What are ETL processes

Ruben Cañadas 06/03/2024 Technology

The origin of the data can be very diverse and it can be found in different formats. For this reason, it is often necessary to standardize the raw information received for better organization within the data warehouse.

What is ETL: functions and phases

The ETL process basically consists of moving data between different sources and applying transformations along the way if necessary.

In many cases it is necessary to migrate information from one database to another or collect information that comes from external servers and store them in a clean, organized manner in a data warehouse, also known as a data warehouse.

We are going to analyze each of the phases of an ETL process:

1. Extraction

This part consists of collecting raw data from different sources of information. Normally the source is flat files or relational databases (SQL).

However, connections can be made to non-relational databases (NoSQL) or information that comes from real-time systems.

In the extraction part, it is also verified that the information received by the sender has the correct format and the necessary structure so that the following ETL steps can take place.

2.Transformation

The transformation part consists of applying certain modifications to the data received from the extraction phase according to a set of business rules.

Some of these transformations consist of calculating new values from existing ones, selecting only certain columns, encoding categorical values, rotating columns and rows through pivoting, etc.

Once the data already complies with the predefined rules, it is time to move on to the next phase: loading.

3.Load

The last phase consists of loading the clean data with the correct structure into the destination system. Normally this data dump is done in a data warehouse. There they are stored safely and can be analyzed and visualized later with BI tools such as Power BI or Tableau.

ELT processes: data lakes

ELT stands for Extract, Load and Transform and is a method that differs from ETL processes in that the transformation of data takes place after loading into the target system. That is, the system that stores the information must be capable of applying the necessary transformations.

In this case, the data storage format consists of a data lake. A data lake is a raw data store which does not have any predefined structure.
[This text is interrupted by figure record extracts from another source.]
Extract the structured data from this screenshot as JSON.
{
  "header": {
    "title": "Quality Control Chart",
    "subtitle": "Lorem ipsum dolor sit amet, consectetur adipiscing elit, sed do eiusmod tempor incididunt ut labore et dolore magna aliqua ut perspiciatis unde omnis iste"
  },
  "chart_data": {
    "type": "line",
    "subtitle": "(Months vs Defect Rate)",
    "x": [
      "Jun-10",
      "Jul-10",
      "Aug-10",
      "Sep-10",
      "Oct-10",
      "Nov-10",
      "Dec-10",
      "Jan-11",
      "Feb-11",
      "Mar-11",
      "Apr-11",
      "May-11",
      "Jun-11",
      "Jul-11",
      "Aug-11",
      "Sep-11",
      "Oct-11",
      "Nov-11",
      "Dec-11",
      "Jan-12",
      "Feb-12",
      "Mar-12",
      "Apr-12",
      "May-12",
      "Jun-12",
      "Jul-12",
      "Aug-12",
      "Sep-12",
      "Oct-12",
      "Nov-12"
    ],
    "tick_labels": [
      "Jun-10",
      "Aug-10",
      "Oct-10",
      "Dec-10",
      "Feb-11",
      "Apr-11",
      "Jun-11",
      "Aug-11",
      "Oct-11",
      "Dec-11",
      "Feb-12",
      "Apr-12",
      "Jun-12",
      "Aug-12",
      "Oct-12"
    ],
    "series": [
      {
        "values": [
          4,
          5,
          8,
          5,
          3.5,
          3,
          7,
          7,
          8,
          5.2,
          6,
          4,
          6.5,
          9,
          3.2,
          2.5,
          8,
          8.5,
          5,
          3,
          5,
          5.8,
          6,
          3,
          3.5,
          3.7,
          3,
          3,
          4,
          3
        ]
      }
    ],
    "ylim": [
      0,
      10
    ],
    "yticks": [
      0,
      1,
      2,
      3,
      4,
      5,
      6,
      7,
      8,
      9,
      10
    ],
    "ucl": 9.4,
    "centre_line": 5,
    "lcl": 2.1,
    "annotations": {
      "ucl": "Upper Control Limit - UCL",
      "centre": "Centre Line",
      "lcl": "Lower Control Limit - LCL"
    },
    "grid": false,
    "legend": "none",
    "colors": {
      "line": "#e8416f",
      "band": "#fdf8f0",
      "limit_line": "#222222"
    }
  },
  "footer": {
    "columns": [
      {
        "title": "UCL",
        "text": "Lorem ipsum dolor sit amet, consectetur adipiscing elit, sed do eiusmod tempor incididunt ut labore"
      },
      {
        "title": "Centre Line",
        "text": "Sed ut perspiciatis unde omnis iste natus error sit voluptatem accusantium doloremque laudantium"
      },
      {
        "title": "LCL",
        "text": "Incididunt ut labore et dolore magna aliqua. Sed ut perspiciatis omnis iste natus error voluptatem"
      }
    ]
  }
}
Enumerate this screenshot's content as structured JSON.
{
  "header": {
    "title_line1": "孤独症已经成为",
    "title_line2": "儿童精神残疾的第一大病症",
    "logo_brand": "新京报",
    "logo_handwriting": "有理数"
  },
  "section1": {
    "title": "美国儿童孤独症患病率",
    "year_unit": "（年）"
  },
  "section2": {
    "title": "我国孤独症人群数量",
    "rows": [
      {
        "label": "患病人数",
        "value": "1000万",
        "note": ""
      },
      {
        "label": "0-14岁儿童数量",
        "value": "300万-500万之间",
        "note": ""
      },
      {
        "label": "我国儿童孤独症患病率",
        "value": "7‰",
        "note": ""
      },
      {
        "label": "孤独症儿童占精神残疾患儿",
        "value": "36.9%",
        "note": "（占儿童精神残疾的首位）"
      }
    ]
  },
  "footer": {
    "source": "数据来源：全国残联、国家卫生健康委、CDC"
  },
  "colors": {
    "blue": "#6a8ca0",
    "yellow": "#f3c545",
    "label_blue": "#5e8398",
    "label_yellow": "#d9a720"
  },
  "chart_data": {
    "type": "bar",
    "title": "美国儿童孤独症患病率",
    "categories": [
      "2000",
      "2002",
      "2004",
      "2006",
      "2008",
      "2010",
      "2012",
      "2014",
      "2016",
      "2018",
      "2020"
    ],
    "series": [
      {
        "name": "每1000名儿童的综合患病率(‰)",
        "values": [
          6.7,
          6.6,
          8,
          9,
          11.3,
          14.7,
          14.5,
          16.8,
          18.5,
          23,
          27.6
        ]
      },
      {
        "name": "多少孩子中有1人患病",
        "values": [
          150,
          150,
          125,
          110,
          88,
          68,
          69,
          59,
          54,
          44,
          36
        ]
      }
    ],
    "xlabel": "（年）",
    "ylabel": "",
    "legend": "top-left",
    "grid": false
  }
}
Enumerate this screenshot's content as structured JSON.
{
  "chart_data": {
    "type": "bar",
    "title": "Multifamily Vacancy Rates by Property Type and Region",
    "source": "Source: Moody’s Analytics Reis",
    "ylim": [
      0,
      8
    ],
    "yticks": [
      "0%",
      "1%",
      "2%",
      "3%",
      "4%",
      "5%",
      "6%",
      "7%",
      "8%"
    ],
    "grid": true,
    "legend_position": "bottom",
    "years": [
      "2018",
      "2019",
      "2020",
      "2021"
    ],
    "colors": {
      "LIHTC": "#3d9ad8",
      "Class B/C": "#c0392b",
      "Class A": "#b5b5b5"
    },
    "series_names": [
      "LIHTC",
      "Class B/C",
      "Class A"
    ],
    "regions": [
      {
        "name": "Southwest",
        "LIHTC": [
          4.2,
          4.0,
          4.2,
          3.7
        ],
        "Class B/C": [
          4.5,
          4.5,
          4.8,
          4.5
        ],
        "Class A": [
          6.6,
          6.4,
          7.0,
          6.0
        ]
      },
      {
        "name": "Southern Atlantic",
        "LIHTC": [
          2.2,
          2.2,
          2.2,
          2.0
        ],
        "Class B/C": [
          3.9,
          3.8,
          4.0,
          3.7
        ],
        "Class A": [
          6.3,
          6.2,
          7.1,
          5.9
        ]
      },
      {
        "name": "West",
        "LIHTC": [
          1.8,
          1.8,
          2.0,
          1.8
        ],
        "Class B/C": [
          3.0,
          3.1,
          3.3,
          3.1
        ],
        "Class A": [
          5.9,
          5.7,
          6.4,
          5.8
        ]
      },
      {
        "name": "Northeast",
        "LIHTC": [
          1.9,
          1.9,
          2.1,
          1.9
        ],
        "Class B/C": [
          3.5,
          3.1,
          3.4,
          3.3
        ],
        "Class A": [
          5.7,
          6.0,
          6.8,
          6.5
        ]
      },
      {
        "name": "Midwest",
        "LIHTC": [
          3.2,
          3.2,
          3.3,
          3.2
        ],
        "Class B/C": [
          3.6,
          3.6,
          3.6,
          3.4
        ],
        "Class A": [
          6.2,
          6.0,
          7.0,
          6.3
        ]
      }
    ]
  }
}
We could say that the data is stored in an orderly manner, unlike data warehouses (typical of ETL processes) where the information is stored in an orderly manner following a certain scheme.

The ELT process is typically used in non-relational or NoSQL databases.

Differences between ETL and ELT

There is no better or worse method. Each process is optimal for certain functionalities.

The Big Data engineer must be able to design a good pipeline according to the needs required in each application.

The main difference between ETL and ELT is when the data is processed, cleaned and selected. In the case of ETL it happens before being saved at the destination, so there is some information that is lost during the process.

Instead, ELT, the data is transformed directly at the destination, thus preserving the initial data.

Typically, the storage infrastructure in which an ETL process is used is known as a data warehouse. In the case of ELT processes, this infrastructure is called a data lake. Data lakes do not have any schema, they are raw data and are not ordered.

In contrast, data warehouses are data structures ordered through a predetermined schema.

Using one or the other depends on the objective of the project. For example, if ingestion speed is very important then we will opt for an ELT process since we will not waste time transforming the data before saving it to the destination system.